AHash uses a number of tricks. 

One trick is taking advantage of specialization. If aHash is compiled on nightly it will take
advantage of specialized hash implementations for strings, slices, and primitives. 

Another is taking advantage of hardware instructions.
When it is available aHash uses AES rounds using the AES-NI instruction. AES-NI is very fast (on an intel i7-6700 it 
is as fast as a 64 bit multiplication.) and handles 16 bytes of input at a time, while being a very strong permutation.

This is obviously much faster than most standard approaches to hashing, and does a better job of scrambling data than most non-secure hashes.

On an intel i7-6700 compiled on nightly Rust with flags `-C opt-level=3 -C target-cpu=native -C codegen-units=1`:

| Input   | SipHash 1-3 time | FnvHash time|FxHash time| aHash time| aHash Fallback* |
|----------------|-----------|-----------|-----------|-----------|---------------|
| u8             | 9.3271 ns | 0.808 ns  | **0.594 ns**  | 0.7704 ns | 0.7664 ns |
| u16            | 9.5139 ns | 0.803 ns  | **0.594 ns**  | 0.7653 ns | 0.7704 ns |
| u32            | 9.1196 ns | 1.4424 ns | **0.594 ns**  | 0.7637 ns | 0.7712 ns |
| u64            | 10.854 ns | 3.0484 ns | **0.628 ns**  | 0.7788 ns | 0.7888 ns |
| u128           | 12.465 ns | 7.0728 ns | 0.799 ns  | **0.6174 ns** | 0.6250 ns |
| 1 byte string  | 11.745 ns | 2.4743 ns | 2.4000 ns | **1.4921 ns** | 1.5861 ns |
| 3 byte string  | 12.066 ns | 3.5221 ns | 2.9253 ns | **1.4745 ns** | 1.8518 ns |
| 4 byte string  | 11.634 ns | 4.0770 ns | 1.8818 ns | **1.5206 ns** | 1.8924 ns |
| 7 byte string  | 14.762 ns | 5.9780 ns | 3.2282 ns | **1.5207 ns** | 1.8933 ns |
| 8 byte string  | 13.442 ns | 4.0535 ns | 2.9422 ns | **1.6262 ns** | 1.8929 ns |
| 15 byte string | 16.880 ns | 8.3434 ns | 4.6070 ns | **1.6265 ns** | 1.7965 ns |
| 16 byte string | 15.155 ns | 7.5796 ns | 3.2619 ns | **1.6262 ns** | 1.8011 ns |
| 24 byte string | 16.521 ns | 12.492 ns | 3.5424 ns | **1.6266 ns** | 2.8311 ns |
| 68 byte string | 24.598 ns | 50.715 ns | 5.8312 ns | **4.8282 ns** | 5.4824 ns |
| 132 byte string| 39.224 ns | 119.96 ns | 11.777 ns | **6.5087 ns** | 9.1459 ns |
|1024 byte string| 254.00 ns | 1087.3 ns | 156.41 ns | **25.402 ns** | 54.566 ns |

* Fallback refers to the algorithm aHash would use if AES instructions are unavailable.
For reference a hash that does nothing (not even reads the input data takes) **0.520 ns**. So that represents the fastest
possible time.

As you can see above aHash like `FxHash` provides a large speedup over `SipHash-1-3` which is already nearly twice as fast as `SipHash-2-4`.

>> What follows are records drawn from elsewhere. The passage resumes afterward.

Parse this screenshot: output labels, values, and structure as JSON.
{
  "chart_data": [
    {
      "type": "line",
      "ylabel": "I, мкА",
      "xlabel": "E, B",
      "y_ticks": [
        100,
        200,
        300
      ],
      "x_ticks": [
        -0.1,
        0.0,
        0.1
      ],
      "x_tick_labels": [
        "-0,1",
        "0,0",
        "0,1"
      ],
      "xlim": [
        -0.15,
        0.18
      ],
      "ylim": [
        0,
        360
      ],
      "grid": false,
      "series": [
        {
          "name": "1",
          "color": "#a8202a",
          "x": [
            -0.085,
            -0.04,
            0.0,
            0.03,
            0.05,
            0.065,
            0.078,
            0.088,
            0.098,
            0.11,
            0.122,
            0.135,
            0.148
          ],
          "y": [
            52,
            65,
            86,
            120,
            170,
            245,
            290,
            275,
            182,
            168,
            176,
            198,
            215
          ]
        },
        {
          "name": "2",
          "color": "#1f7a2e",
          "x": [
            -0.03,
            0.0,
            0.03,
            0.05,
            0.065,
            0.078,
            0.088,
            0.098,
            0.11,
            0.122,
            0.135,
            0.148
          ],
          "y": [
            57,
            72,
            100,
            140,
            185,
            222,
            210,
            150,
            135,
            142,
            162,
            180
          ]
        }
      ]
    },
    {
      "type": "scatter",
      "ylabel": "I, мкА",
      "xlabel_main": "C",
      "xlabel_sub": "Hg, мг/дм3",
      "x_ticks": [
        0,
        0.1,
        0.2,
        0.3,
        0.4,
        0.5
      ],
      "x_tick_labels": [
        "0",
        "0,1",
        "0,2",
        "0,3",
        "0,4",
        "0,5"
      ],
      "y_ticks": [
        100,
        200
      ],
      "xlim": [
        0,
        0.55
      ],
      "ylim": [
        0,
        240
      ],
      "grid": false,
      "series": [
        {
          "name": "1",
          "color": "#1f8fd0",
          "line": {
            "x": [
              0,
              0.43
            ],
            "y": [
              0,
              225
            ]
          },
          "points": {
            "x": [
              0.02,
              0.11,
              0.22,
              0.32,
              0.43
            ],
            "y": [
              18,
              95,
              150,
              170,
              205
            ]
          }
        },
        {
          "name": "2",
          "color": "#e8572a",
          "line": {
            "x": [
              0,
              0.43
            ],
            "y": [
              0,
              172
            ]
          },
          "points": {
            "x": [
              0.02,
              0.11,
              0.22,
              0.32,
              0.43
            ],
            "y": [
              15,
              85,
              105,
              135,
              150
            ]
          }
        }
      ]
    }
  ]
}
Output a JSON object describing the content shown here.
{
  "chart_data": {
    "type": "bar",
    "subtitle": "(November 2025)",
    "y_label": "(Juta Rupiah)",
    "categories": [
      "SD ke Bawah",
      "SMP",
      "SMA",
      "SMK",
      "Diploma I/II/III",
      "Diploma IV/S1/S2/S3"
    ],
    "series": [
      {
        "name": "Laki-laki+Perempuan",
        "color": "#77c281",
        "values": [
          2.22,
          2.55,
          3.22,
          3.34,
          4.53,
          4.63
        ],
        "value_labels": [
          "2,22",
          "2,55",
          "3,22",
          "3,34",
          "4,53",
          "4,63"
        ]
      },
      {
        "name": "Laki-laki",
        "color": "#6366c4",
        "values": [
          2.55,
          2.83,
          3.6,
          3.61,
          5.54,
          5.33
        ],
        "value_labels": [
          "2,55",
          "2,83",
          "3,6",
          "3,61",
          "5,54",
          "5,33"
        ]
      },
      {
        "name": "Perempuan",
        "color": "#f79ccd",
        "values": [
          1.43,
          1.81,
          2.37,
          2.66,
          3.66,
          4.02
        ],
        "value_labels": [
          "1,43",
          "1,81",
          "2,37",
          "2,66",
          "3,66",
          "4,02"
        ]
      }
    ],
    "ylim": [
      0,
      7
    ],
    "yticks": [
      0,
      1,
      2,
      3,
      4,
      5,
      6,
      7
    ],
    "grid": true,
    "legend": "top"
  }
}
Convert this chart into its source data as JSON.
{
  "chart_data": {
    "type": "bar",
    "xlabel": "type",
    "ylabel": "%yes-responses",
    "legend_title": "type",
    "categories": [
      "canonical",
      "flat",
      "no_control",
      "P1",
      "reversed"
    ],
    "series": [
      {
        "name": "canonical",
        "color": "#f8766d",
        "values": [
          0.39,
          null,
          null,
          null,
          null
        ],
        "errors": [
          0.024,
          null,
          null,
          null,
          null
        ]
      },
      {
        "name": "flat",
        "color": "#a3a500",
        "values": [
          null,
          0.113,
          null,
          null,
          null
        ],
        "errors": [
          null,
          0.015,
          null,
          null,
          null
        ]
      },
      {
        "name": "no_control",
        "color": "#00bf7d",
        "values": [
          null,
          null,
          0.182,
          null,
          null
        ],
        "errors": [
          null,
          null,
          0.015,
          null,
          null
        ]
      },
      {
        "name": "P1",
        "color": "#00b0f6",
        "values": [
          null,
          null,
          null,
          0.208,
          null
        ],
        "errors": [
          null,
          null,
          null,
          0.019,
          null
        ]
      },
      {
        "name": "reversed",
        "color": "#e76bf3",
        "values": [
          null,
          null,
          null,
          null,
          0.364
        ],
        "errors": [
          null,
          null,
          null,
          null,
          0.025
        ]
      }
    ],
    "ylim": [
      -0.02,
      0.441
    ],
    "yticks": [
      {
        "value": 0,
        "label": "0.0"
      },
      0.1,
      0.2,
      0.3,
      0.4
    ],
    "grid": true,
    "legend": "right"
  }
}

Rust's HashMap by default uses `SipHash-1-3` because faster hash functions such as `FxHash` are predictable and vulnerable to denial of
service attacks. While `aHash` has both very strong scrambling and very high performance.

AHash performs well when dealing with large inputs because aHash reads 8 or 16 bytes at a time. (depending on availability of AES-NI)

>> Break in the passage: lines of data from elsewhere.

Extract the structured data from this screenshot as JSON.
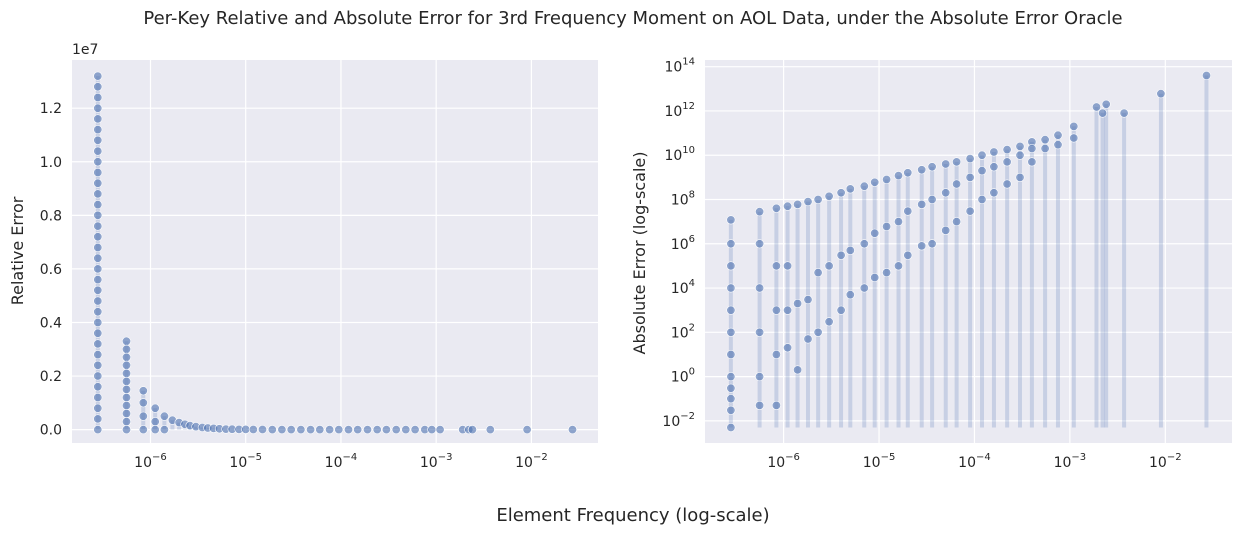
{
  "figure": {
    "suptitle": "Per-Key Relative and Absolute Error for 3rd Frequency Moment on AOL Data, under the Absolute Error Oracle",
    "shared_xlabel": "Element Frequency (log-scale)"
  },
  "colors": {
    "panel_bg": "#eaeaf2",
    "grid": "#ffffff",
    "point": "#4c72b0",
    "text": "#262626"
  },
  "chart_data": [
    {
      "type": "scatter",
      "title": "",
      "xlabel": "",
      "ylabel": "Relative Error",
      "y_offset_label": "1e7",
      "xscale": "log",
      "yscale": "linear",
      "xlim": [
        1.5e-07,
        0.05
      ],
      "ylim": [
        -500000,
        13800000
      ],
      "x_ticks": [
        1e-06,
        1e-05,
        0.0001,
        0.001,
        0.01
      ],
      "x_tick_labels": [
        {
          "base": "10",
          "exp": "−6"
        },
        {
          "base": "10",
          "exp": "−5"
        },
        {
          "base": "10",
          "exp": "−4"
        },
        {
          "base": "10",
          "exp": "−3"
        },
        {
          "base": "10",
          "exp": "−2"
        }
      ],
      "y_ticks": [
        0,
        2000000,
        4000000,
        6000000,
        8000000,
        10000000,
        12000000
      ],
      "y_tick_labels": [
        "0.0",
        "0.2",
        "0.4",
        "0.6",
        "0.8",
        "1.0",
        "1.2"
      ],
      "grid": true,
      "points": [
        [
          2.8e-07,
          13200000
        ],
        [
          2.8e-07,
          12800000
        ],
        [
          2.8e-07,
          12400000
        ],
        [
          2.8e-07,
          12000000
        ],
        [
          2.8e-07,
          11600000
        ],
        [
          2.8e-07,
          11200000
        ],
        [
          2.8e-07,
          10800000
        ],
        [
          2.8e-07,
          10400000
        ],
        [
          2.8e-07,
          10000000
        ],
        [
          2.8e-07,
          9600000
        ],
        [
          2.8e-07,
          9200000
        ],
        [
          2.8e-07,
          8800000
        ],
        [
          2.8e-07,
          8400000
        ],
        [
          2.8e-07,
          8000000
        ],
        [
          2.8e-07,
          7600000
        ],
        [
          2.8e-07,
          7200000
        ],
        [
          2.8e-07,
          6800000
        ],
        [
          2.8e-07,
          6400000
        ],
        [
          2.8e-07,
          6000000
        ],
        [
          2.8e-07,
          5600000
        ],
        [
          2.8e-07,
          5200000
        ],
        [
          2.8e-07,
          4800000
        ],
        [
          2.8e-07,
          4400000
        ],
        [
          2.8e-07,
          4000000
        ],
        [
          2.8e-07,
          3600000
        ],
        [
          2.8e-07,
          3200000
        ],
        [
          2.8e-07,
          2800000
        ],
        [
          2.8e-07,
          2400000
        ],
        [
          2.8e-07,
          2000000
        ],
        [
          2.8e-07,
          1600000
        ],
        [
          2.8e-07,
          1200000
        ],
        [
          2.8e-07,
          800000
        ],
        [
          2.8e-07,
          400000
        ],
        [
          2.8e-07,
          0
        ],
        [
          5.6e-07,
          3300000
        ],
        [
          5.6e-07,
          3000000
        ],
        [
          5.6e-07,
          2700000
        ],
        [
          5.6e-07,
          2400000
        ],
        [
          5.6e-07,
          2100000
        ],
        [
          5.6e-07,
          1800000
        ],
        [
          5.6e-07,
          1500000
        ],
        [
          5.6e-07,
          1200000
        ],
        [
          5.6e-07,
          900000
        ],
        [
          5.6e-07,
          600000
        ],
        [
          5.6e-07,
          300000
        ],
        [
          5.6e-07,
          0
        ],
        [
          8.4e-07,
          1450000
        ],
        [
          8.4e-07,
          1000000
        ],
        [
          8.4e-07,
          500000
        ],
        [
          8.4e-07,
          0
        ],
        [
          1.12e-06,
          800000
        ],
        [
          1.12e-06,
          300000
        ],
        [
          1.12e-06,
          0
        ],
        [
          1.4e-06,
          500000
        ],
        [
          1.4e-06,
          0
        ],
        [
          1.7e-06,
          350000
        ],
        [
          2e-06,
          260000
        ],
        [
          2.3e-06,
          200000
        ],
        [
          2.6e-06,
          150000
        ],
        [
          3e-06,
          110000
        ],
        [
          3.5e-06,
          80000
        ],
        [
          4e-06,
          60000
        ],
        [
          4.6e-06,
          45000
        ],
        [
          5.3e-06,
          30000
        ],
        [
          6.2e-06,
          20000
        ],
        [
          7.2e-06,
          14000
        ],
        [
          8.5e-06,
          9000
        ],
        [
          1e-05,
          6000
        ],
        [
          1.2e-05,
          4000
        ],
        [
          1.5e-05,
          2500
        ],
        [
          1.9e-05,
          1600
        ],
        [
          2.4e-05,
          1000
        ],
        [
          3e-05,
          700
        ],
        [
          3.8e-05,
          500
        ],
        [
          4.8e-05,
          300
        ],
        [
          6e-05,
          200
        ],
        [
          7.6e-05,
          150
        ],
        [
          9.5e-05,
          100
        ],
        [
          0.00012,
          80
        ],
        [
          0.00015,
          60
        ],
        [
          0.00019,
          50
        ],
        [
          0.00024,
          40
        ],
        [
          0.0003,
          30
        ],
        [
          0.00038,
          20
        ],
        [
          0.00048,
          15
        ],
        [
          0.0006,
          10
        ],
        [
          0.00076,
          8
        ],
        [
          0.0009,
          6
        ],
        [
          0.0011,
          5
        ],
        [
          0.0019,
          3
        ],
        [
          0.0022,
          2
        ],
        [
          0.0024,
          2
        ],
        [
          0.0037,
          1
        ],
        [
          0.009,
          1
        ],
        [
          0.027,
          0
        ]
      ]
    },
    {
      "type": "scatter",
      "title": "",
      "xlabel": "",
      "ylabel": "Absolute Error (log-scale)",
      "xscale": "log",
      "yscale": "log",
      "xlim": [
        1.5e-07,
        0.05
      ],
      "ylim": [
        0.001,
        200000000000000.0
      ],
      "x_ticks": [
        1e-06,
        1e-05,
        0.0001,
        0.001,
        0.01
      ],
      "x_tick_labels": [
        {
          "base": "10",
          "exp": "−6"
        },
        {
          "base": "10",
          "exp": "−5"
        },
        {
          "base": "10",
          "exp": "−4"
        },
        {
          "base": "10",
          "exp": "−3"
        },
        {
          "base": "10",
          "exp": "−2"
        }
      ],
      "y_ticks": [
        0.01,
        1,
        100,
        10000,
        1000000,
        100000000,
        10000000000,
        1000000000000,
        100000000000000
      ],
      "y_tick_labels": [
        {
          "base": "10",
          "exp": "−2"
        },
        {
          "base": "10",
          "exp": "0"
        },
        {
          "base": "10",
          "exp": "2"
        },
        {
          "base": "10",
          "exp": "4"
        },
        {
          "base": "10",
          "exp": "6"
        },
        {
          "base": "10",
          "exp": "8"
        },
        {
          "base": "10",
          "exp": "10"
        },
        {
          "base": "10",
          "exp": "12"
        },
        {
          "base": "10",
          "exp": "14"
        }
      ],
      "grid": true,
      "points": [
        [
          2.8e-07,
          12000000.0
        ],
        [
          2.8e-07,
          1000000.0
        ],
        [
          2.8e-07,
          100000.0
        ],
        [
          2.8e-07,
          10000.0
        ],
        [
          2.8e-07,
          1000.0
        ],
        [
          2.8e-07,
          100.0
        ],
        [
          2.8e-07,
          10
        ],
        [
          2.8e-07,
          1
        ],
        [
          2.8e-07,
          0.3
        ],
        [
          2.8e-07,
          0.1
        ],
        [
          2.8e-07,
          0.03
        ],
        [
          2.8e-07,
          0.005
        ],
        [
          5.6e-07,
          28000000.0
        ],
        [
          5.6e-07,
          1000000.0
        ],
        [
          5.6e-07,
          10000.0
        ],
        [
          5.6e-07,
          100.0
        ],
        [
          5.6e-07,
          1
        ],
        [
          5.6e-07,
          0.05
        ],
        [
          8.4e-07,
          40000000.0
        ],
        [
          8.4e-07,
          100000.0
        ],
        [
          8.4e-07,
          1000.0
        ],
        [
          8.4e-07,
          10
        ],
        [
          8.4e-07,
          0.05
        ],
        [
          1.1e-06,
          50000000.0
        ],
        [
          1.1e-06,
          100000.0
        ],
        [
          1.1e-06,
          1000.0
        ],
        [
          1.1e-06,
          20
        ],
        [
          1.4e-06,
          60000000.0
        ],
        [
          1.4e-06,
          2000.0
        ],
        [
          1.4e-06,
          2
        ],
        [
          1.8e-06,
          80000000.0
        ],
        [
          1.8e-06,
          3000.0
        ],
        [
          1.8e-06,
          50
        ],
        [
          2.3e-06,
          100000000.0
        ],
        [
          2.3e-06,
          50000.0
        ],
        [
          2.3e-06,
          100
        ],
        [
          3e-06,
          140000000.0
        ],
        [
          3e-06,
          100000.0
        ],
        [
          3e-06,
          300
        ],
        [
          4e-06,
          200000000.0
        ],
        [
          4e-06,
          300000.0
        ],
        [
          4e-06,
          1000.0
        ],
        [
          5e-06,
          300000000.0
        ],
        [
          5e-06,
          500000.0
        ],
        [
          5e-06,
          5000.0
        ],
        [
          7e-06,
          400000000.0
        ],
        [
          7e-06,
          1000000.0
        ],
        [
          7e-06,
          10000.0
        ],
        [
          9e-06,
          600000000.0
        ],
        [
          9e-06,
          3000000.0
        ],
        [
          9e-06,
          30000.0
        ],
        [
          1.2e-05,
          800000000.0
        ],
        [
          1.2e-05,
          6000000.0
        ],
        [
          1.2e-05,
          50000.0
        ],
        [
          1.6e-05,
          1200000000.0
        ],
        [
          1.6e-05,
          10000000.0
        ],
        [
          1.6e-05,
          100000.0
        ],
        [
          2e-05,
          1600000000.0
        ],
        [
          2e-05,
          30000000.0
        ],
        [
          2e-05,
          300000.0
        ],
        [
          2.8e-05,
          2200000000.0
        ],
        [
          2.8e-05,
          60000000.0
        ],
        [
          2.8e-05,
          800000.0
        ],
        [
          3.6e-05,
          3000000000.0
        ],
        [
          3.6e-05,
          100000000.0
        ],
        [
          3.6e-05,
          1000000.0
        ],
        [
          5e-05,
          4000000000.0
        ],
        [
          5e-05,
          200000000.0
        ],
        [
          5e-05,
          4000000.0
        ],
        [
          6.5e-05,
          5000000000.0
        ],
        [
          6.5e-05,
          500000000.0
        ],
        [
          6.5e-05,
          10000000.0
        ],
        [
          9e-05,
          7000000000.0
        ],
        [
          9e-05,
          1000000000.0
        ],
        [
          9e-05,
          30000000.0
        ],
        [
          0.00012,
          10000000000.0
        ],
        [
          0.00012,
          2000000000.0
        ],
        [
          0.00012,
          100000000.0
        ],
        [
          0.00016,
          14000000000.0
        ],
        [
          0.00016,
          3000000000.0
        ],
        [
          0.00016,
          200000000.0
        ],
        [
          0.00022,
          18000000000.0
        ],
        [
          0.00022,
          5000000000.0
        ],
        [
          0.00022,
          500000000.0
        ],
        [
          0.0003,
          25000000000.0
        ],
        [
          0.0003,
          10000000000.0
        ],
        [
          0.0003,
          1000000000.0
        ],
        [
          0.0004,
          40000000000.0
        ],
        [
          0.0004,
          20000000000.0
        ],
        [
          0.0004,
          5000000000.0
        ],
        [
          0.00055,
          50000000000.0
        ],
        [
          0.00055,
          20000000000.0
        ],
        [
          0.00075,
          80000000000.0
        ],
        [
          0.00075,
          30000000000.0
        ],
        [
          0.0011,
          200000000000.0
        ],
        [
          0.0011,
          60000000000.0
        ],
        [
          0.0019,
          1500000000000.0
        ],
        [
          0.0022,
          800000000000.0
        ],
        [
          0.0024,
          2000000000000.0
        ],
        [
          0.0037,
          800000000000.0
        ],
        [
          0.009,
          6000000000000.0
        ],
        [
          0.027,
          40000000000000.0
        ]
      ]
    }
  ]
}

Because of this, and its optimized logic, `aHash` is able to outperform `FxHash` with strings.
It also provides especially good performance dealing with unaligned input.
(Notice the big performance gaps between 3 vs 4, 7 vs 8 and 15 vs 16 in `FxHash` above)

### Which CPUs can use the hardware acceleration

Hardware AES instructions are built into Intel processors built after 2010 and AMD processors after 2012.
It is also available on [many other CPUs](https://en.wikipedia.org/wiki/AES_instruction_set) should in eventually
be able to get aHash to work. However, only X86 and X86-64 are the only supported architectures at the moment, as currently
they are the only architectures for which Rust provides an intrinsic.

aHash also uses `sse2` and `sse3` instructions. X86 processors that have `aesni` also have these instruction sets.